Attending the NFV World Congress last week gave me a chance to talk to many carriers about their migration into a virtualized network. Many have made big progress, very remarkable AT&T, Telefónica and Verizon transformations.
The congress is still small in size compared to others like the Openstack Summit, but it has grown to about over 1,300 delegates in 2016 plus 60+ exhibitors and over 30 live demos.
Carriers continue to aggressively push into NFV with NTT announcing they will virtualize 75% of their network by 2020. AT&T and now NTT Docomo and many others have either declared their virtualization goals or have begun to take active steps toward achieving them.
Simplification, automation and virtualization are words that have been used by marketers for years.In my opinion we are at the point were these concepts are not just talk and the “rubber meets the road” point is mature today. Technology decisions must be made and deployments have to happen which utilize software innovations from vendors and Open Source communities, in harmony, and only then, will provider networks transform to support the next wave of services.
Carriers are looking for "the low hanging fruits" in virtualization and many have found it in virtual Customer Premise Equipment (vCPE). CPE is the gear that carriers install in the enterprise to deliver connectivity service and acts as the traditional demarcation point between the carrier network and the enterprise network. However, CPE also has two additional characteristics that make it a prime candidate for virtualization:
It is a significant expense for carriers. Large CAPEX and OPEX is spent annually on the hardware needed for every enterprise branch location as well as the truck rolls required to install the hardware.
It is largely a self-contained function without the need to integrate into the legacy OSS/BSS systems for the carriers.
This leaves vCPE as the logical choice to save CAPEX and OPEX as a completely SW-based solution in a simple, standalone device that can be easily deployed. Multiple carriers discussed their plans to roll-out vCPE as the first NFV use case, leveraging virtual functions like routing, firewall, DDOS security, IP VPN and others. This is great news that carriers are moving forward into this great virtualization challenge and have identified their first easy win.
The other "easy win" is SD-WAN. Why SD-WAN and Why SD-WAN now?
Not long ago, IT teams had more straightforward objectives with their WANs. They needed to provide reliable connectivity between headquarters and branch offices over a combination of less-expensive broadband paths and faster, costlier MPLS links.

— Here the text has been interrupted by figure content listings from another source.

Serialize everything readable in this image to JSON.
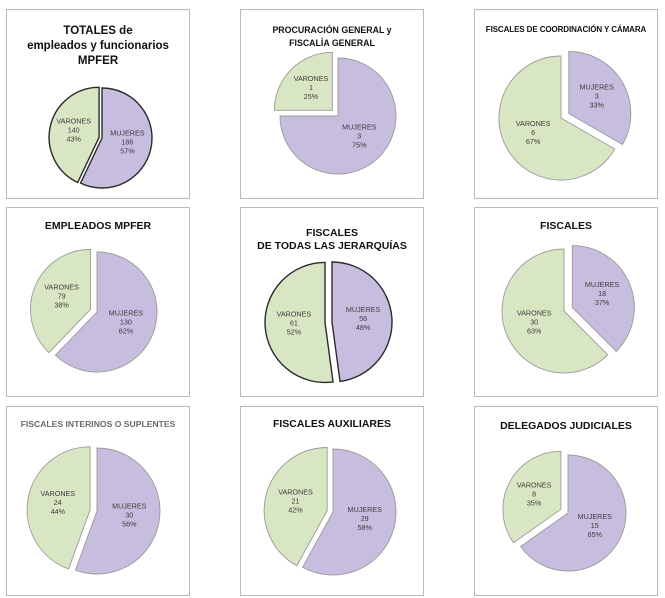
{
  "colors": {
    "mujeres": "#c7bedf",
    "varones": "#d9e6c3",
    "stroke": "#9a9a9a",
    "dark_stroke": "#2b2b2b"
  },
  "chart_data": [
    {
      "type": "pie",
      "title": "TOTALES de\nempleados y funcionarios\nMPFER",
      "categories": [
        "MUJERES",
        "VARONES"
      ],
      "values": [
        186,
        140
      ],
      "percent": [
        "57%",
        "43%"
      ]
    },
    {
      "type": "pie",
      "title": "PROCURACIÓN GENERAL y\nFISCALÍA GENERAL",
      "categories": [
        "MUJERES",
        "VARONES"
      ],
      "values": [
        3,
        1
      ],
      "percent": [
        "75%",
        "25%"
      ]
    },
    {
      "type": "pie",
      "title": "FISCALES DE COORDINACIÓN Y CÁMARA",
      "categories": [
        "MUJERES",
        "VARONES"
      ],
      "values": [
        3,
        6
      ],
      "percent": [
        "33%",
        "67%"
      ]
    },
    {
      "type": "pie",
      "title": "EMPLEADOS MPFER",
      "categories": [
        "MUJERES",
        "VARONES"
      ],
      "values": [
        130,
        79
      ],
      "percent": [
        "62%",
        "38%"
      ]
    },
    {
      "type": "pie",
      "title": "FISCALES\nDE TODAS LAS JERARQUÍAS",
      "categories": [
        "MUJERES",
        "VARONES"
      ],
      "values": [
        56,
        61
      ],
      "percent": [
        "48%",
        "52%"
      ]
    },
    {
      "type": "pie",
      "title": "FISCALES",
      "categories": [
        "MUJERES",
        "VARONES"
      ],
      "values": [
        18,
        30
      ],
      "percent": [
        "37%",
        "63%"
      ]
    },
    {
      "type": "pie",
      "title": "FISCALES INTERINOS O SUPLENTES",
      "categories": [
        "MUJERES",
        "VARONES"
      ],
      "values": [
        30,
        24
      ],
      "percent": [
        "56%",
        "44%"
      ]
    },
    {
      "type": "pie",
      "title": "FISCALES AUXILIARES",
      "categories": [
        "MUJERES",
        "VARONES"
      ],
      "values": [
        29,
        21
      ],
      "percent": [
        "58%",
        "42%"
      ]
    },
    {
      "type": "pie",
      "title": "DELEGADOS JUDICIALES",
      "categories": [
        "MUJERES",
        "VARONES"
      ],
      "values": [
        15,
        8
      ],
      "percent": [
        "65%",
        "35%"
      ]
    }
  ]
}
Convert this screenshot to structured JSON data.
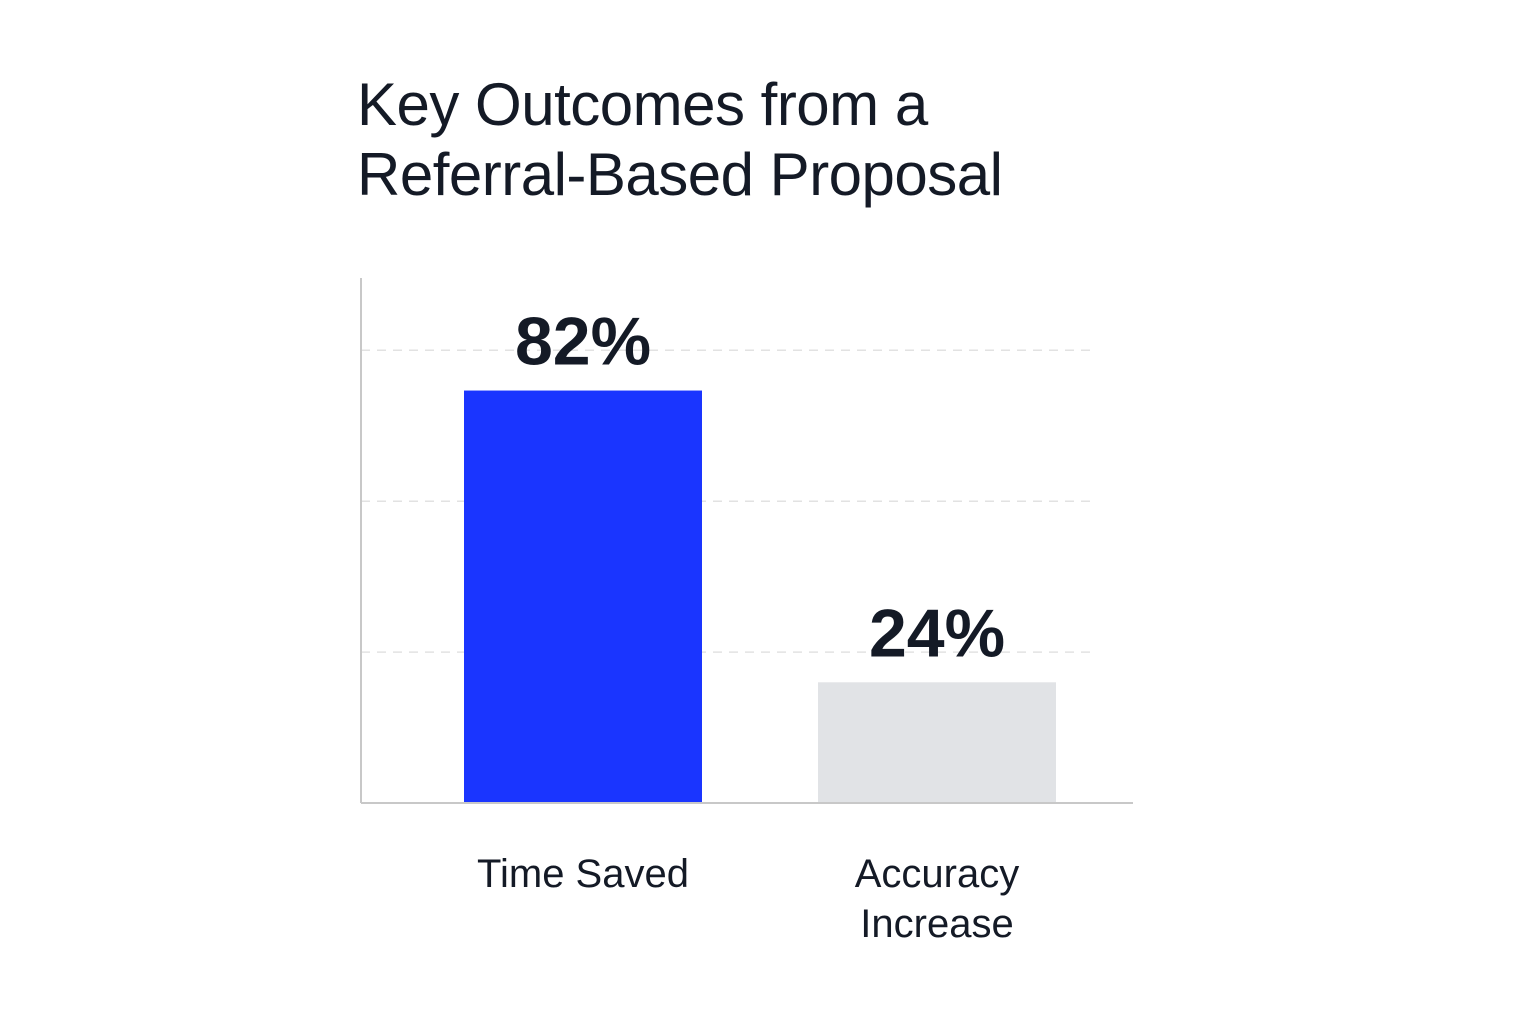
{
  "chart_data": {
    "type": "bar",
    "title_lines": [
      "Key Outcomes from a",
      "Referral-Based Proposal"
    ],
    "categories": [
      [
        "Time Saved"
      ],
      [
        "Accuracy",
        "Increase"
      ]
    ],
    "values": [
      82,
      24
    ],
    "value_labels": [
      "82%",
      "24%"
    ],
    "ylim": [
      0,
      100
    ],
    "grid": true,
    "colors": [
      "#1a35ff",
      "#e1e3e6"
    ],
    "axis_color": "#c8c8c8",
    "grid_color": "#e2e2e2"
  }
}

IT would set up the networking hardware in corporate data centers and branch offices, manually configure it all, and then not touch anything unless absolutely necessary. Making any changes generally took weeks or even months to plan and execute.
Today, there are more core business applications residing in the cloud, like Office365, Salesforce.com, Google Apps, Skype, and YouTube, as well as more cloud-based security. That means it’s becoming less important to backhaul a lot of traffic to the corporate data center. There’s also the ever-increasing appetite for bandwidth, being driven by more video consumption and VoIP usage than ever. As organizations grow and change, they need to be able to provision and de-provision services with speed and agility. Meeting these objectives through MPLS based WAN is no longer viable, it is too costly and not flexible enough.

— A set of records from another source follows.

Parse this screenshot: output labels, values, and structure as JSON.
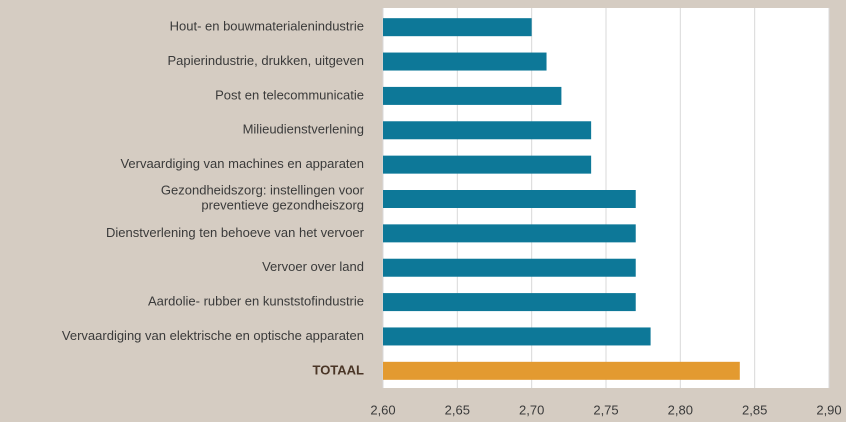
{
  "chart_data": {
    "type": "barh",
    "categories": [
      "Hout- en bouwmaterialenindustrie",
      "Papierindustrie, drukken, uitgeven",
      "Post en telecommunicatie",
      "Milieudienstverlening",
      "Vervaardiging van machines en apparaten",
      "Gezondheidszorg: instellingen voor\npreventieve gezondheiszorg",
      "Dienstverlening ten behoeve van het vervoer",
      "Vervoer over land",
      "Aardolie- rubber en kunststofindustrie",
      "Vervaardiging van elektrische en optische apparaten",
      "TOTAAL"
    ],
    "values": [
      2.7,
      2.71,
      2.72,
      2.74,
      2.74,
      2.77,
      2.77,
      2.77,
      2.77,
      2.78,
      2.84
    ],
    "colors": [
      "#0d7898",
      "#0d7898",
      "#0d7898",
      "#0d7898",
      "#0d7898",
      "#0d7898",
      "#0d7898",
      "#0d7898",
      "#0d7898",
      "#0d7898",
      "#e39a30"
    ],
    "xlim": [
      2.6,
      2.9
    ],
    "xticks": [
      {
        "value": 2.6,
        "label": "2,60"
      },
      {
        "value": 2.65,
        "label": "2,65"
      },
      {
        "value": 2.7,
        "label": "2,70"
      },
      {
        "value": 2.75,
        "label": "2,75"
      },
      {
        "value": 2.8,
        "label": "2,80"
      },
      {
        "value": 2.85,
        "label": "2,85"
      },
      {
        "value": 2.9,
        "label": "2,90"
      }
    ],
    "grid": true
  }
}
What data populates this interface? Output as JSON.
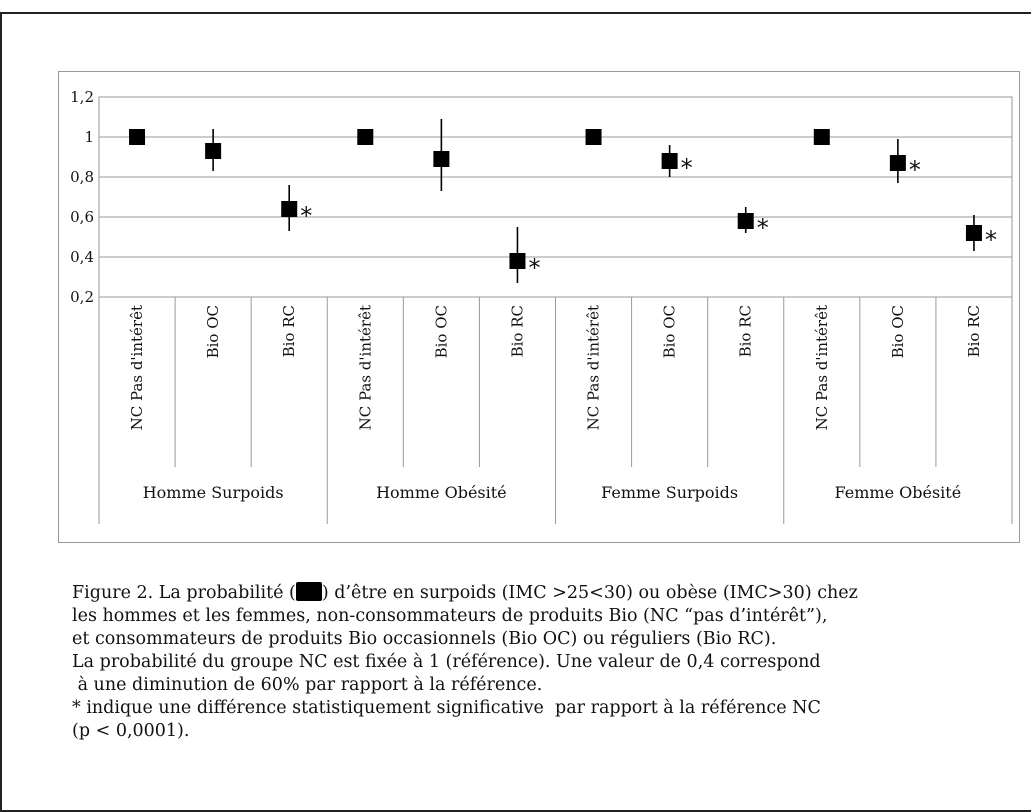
{
  "chart_data": {
    "type": "scatter",
    "title": "",
    "xlabel": "",
    "ylabel": "",
    "ylim": [
      0.2,
      1.2
    ],
    "ytick_labels": [
      "0,2",
      "0,4",
      "0,6",
      "0,8",
      "1",
      "1,2"
    ],
    "ytick_values": [
      0.2,
      0.4,
      0.6,
      0.8,
      1.0,
      1.2
    ],
    "grid": "horizontal",
    "groups": [
      "Homme Surpoids",
      "Homme Obésité",
      "Femme Surpoids",
      "Femme Obésité"
    ],
    "categories": [
      "NC Pas d'intérêt",
      "Bio OC",
      "Bio RC",
      "NC Pas d'intérêt",
      "Bio OC",
      "Bio RC",
      "NC Pas d'intérêt",
      "Bio OC",
      "Bio RC",
      "NC Pas d'intérêt",
      "Bio OC",
      "Bio RC"
    ],
    "values": [
      1.0,
      0.93,
      0.64,
      1.0,
      0.89,
      0.38,
      1.0,
      0.88,
      0.58,
      1.0,
      0.87,
      0.52
    ],
    "error_low": [
      null,
      0.83,
      0.53,
      null,
      0.73,
      0.27,
      null,
      0.8,
      0.52,
      null,
      0.77,
      0.43
    ],
    "error_high": [
      null,
      1.04,
      0.76,
      null,
      1.09,
      0.55,
      null,
      0.96,
      0.65,
      null,
      0.99,
      0.61
    ],
    "significant": [
      false,
      false,
      true,
      false,
      false,
      true,
      false,
      true,
      true,
      false,
      true,
      true
    ],
    "significance_marker": "*",
    "marker_color": "#000000"
  },
  "caption": {
    "lines": [
      {
        "before": "Figure 2. La probabilité (",
        "after": ") d’être en surpoids (IMC >25<30) ou obèse (IMC>30) chez"
      },
      {
        "text": "les hommes et les femmes, non-consommateurs de produits Bio (NC “pas d’intérêt”),"
      },
      {
        "text": "et consommateurs de produits Bio occasionnels (Bio OC) ou réguliers (Bio RC)."
      },
      {
        "text": "La probabilité du groupe NC est fixée à 1 (référence). Une valeur de 0,4 correspond"
      },
      {
        "text": " à une diminution de 60% par rapport à la référence."
      },
      {
        "text": "* indique une différence statistiquement significative  par rapport à la référence NC"
      },
      {
        "text": "(p < 0,0001)."
      }
    ]
  }
}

Customers want to automatically configure WAN connections across a combination of MPLS, Internet and cellular data links. They want to be able to rapidly and automatically change configurations using policies they set, and that weigh traffic priorities against the availability, cost, and performance of primary and secondary links. They also want to be able to do all this centrally using software, not hardware. In other words, they want SD-WANs. There are multiple approach we can take to SD-WANs but I will cover these in a separate article.
Besides cost savings, automation, SD-WAN and vCPE, the other star topic was resiliency and reliability.

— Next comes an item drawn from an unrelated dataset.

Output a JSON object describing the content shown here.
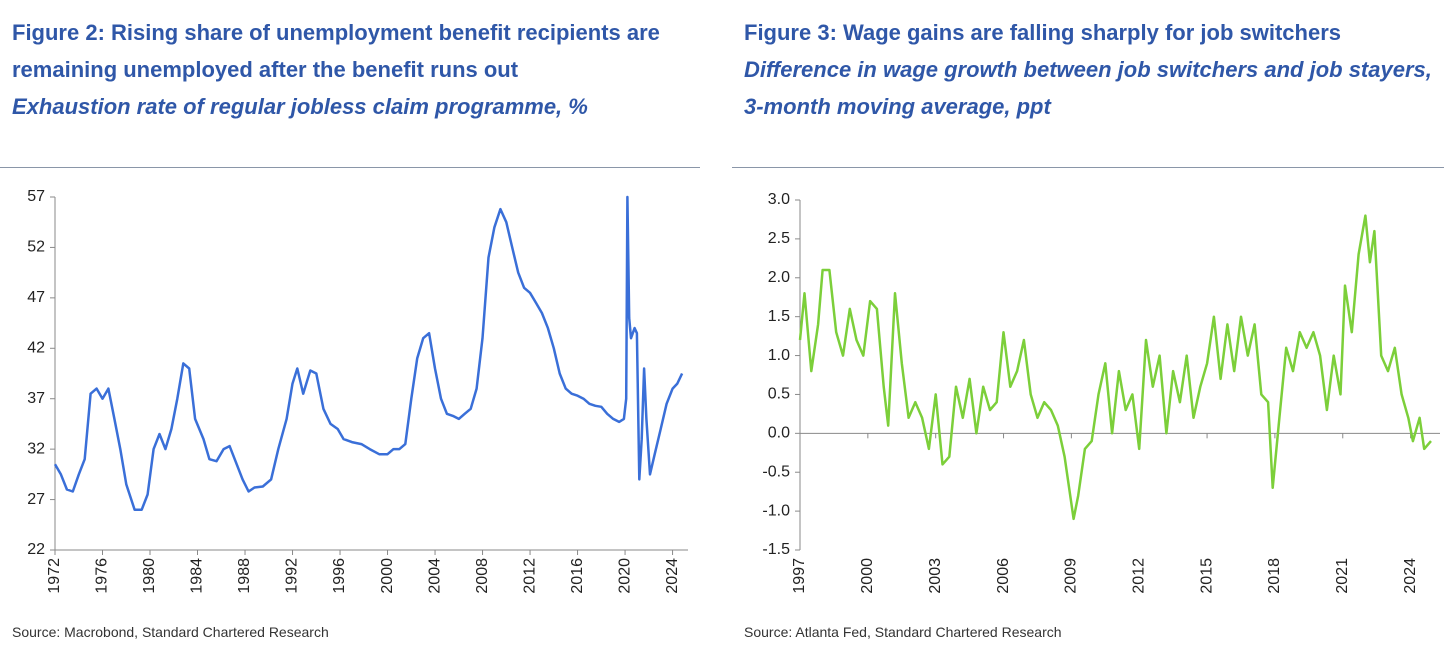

In most sessions at NFV World Congress, there was something to be said about Availability, Reliability or Resiliency. Although there is a working group in OPNFV on availability, it is still an open area of concern.
I want to point out that these concepts are related but don't have the same meaning.
Availability is the percentage of time an equipment (or a network) is in an operable state calculated as percentage Availability = Uptime / Total time.
Reliability is how long a system performs in its intended function before it fails. It is typically measured in Mean Time between Failures (MTBF) = total time in service / number of failures.
Resiliency is the ability to recover quickly from failures, to return to its original form or state just before the failure, usually measured in seconds.
Therefore, a Highly Available (HA) system may not be Highly Reliable (HRel) or Highly Resilient (HRes). For example the telco "Holly grial" of 4 nines (99.9999%) availability means the equipment (or network) is never inaccessible for more than 5 minutes in a one year period, which is pretty amazing and borderline perfect. But what happens if every week it fails for just a few seconds and in the process causes every session to be initialized? How long do these processes take to start again? You now have a highly available system but with poor reliability and resiliency – this is not good for any telco. Telcos that understand the meaning of carrier-grade appreciate stateful Fault Tolerance, which provides HA, HRel and HRes. This means when a fault happens, the applications and “system” continue to run (in a secondary entity) with the same states. This is what it means to be “carrier-grade.”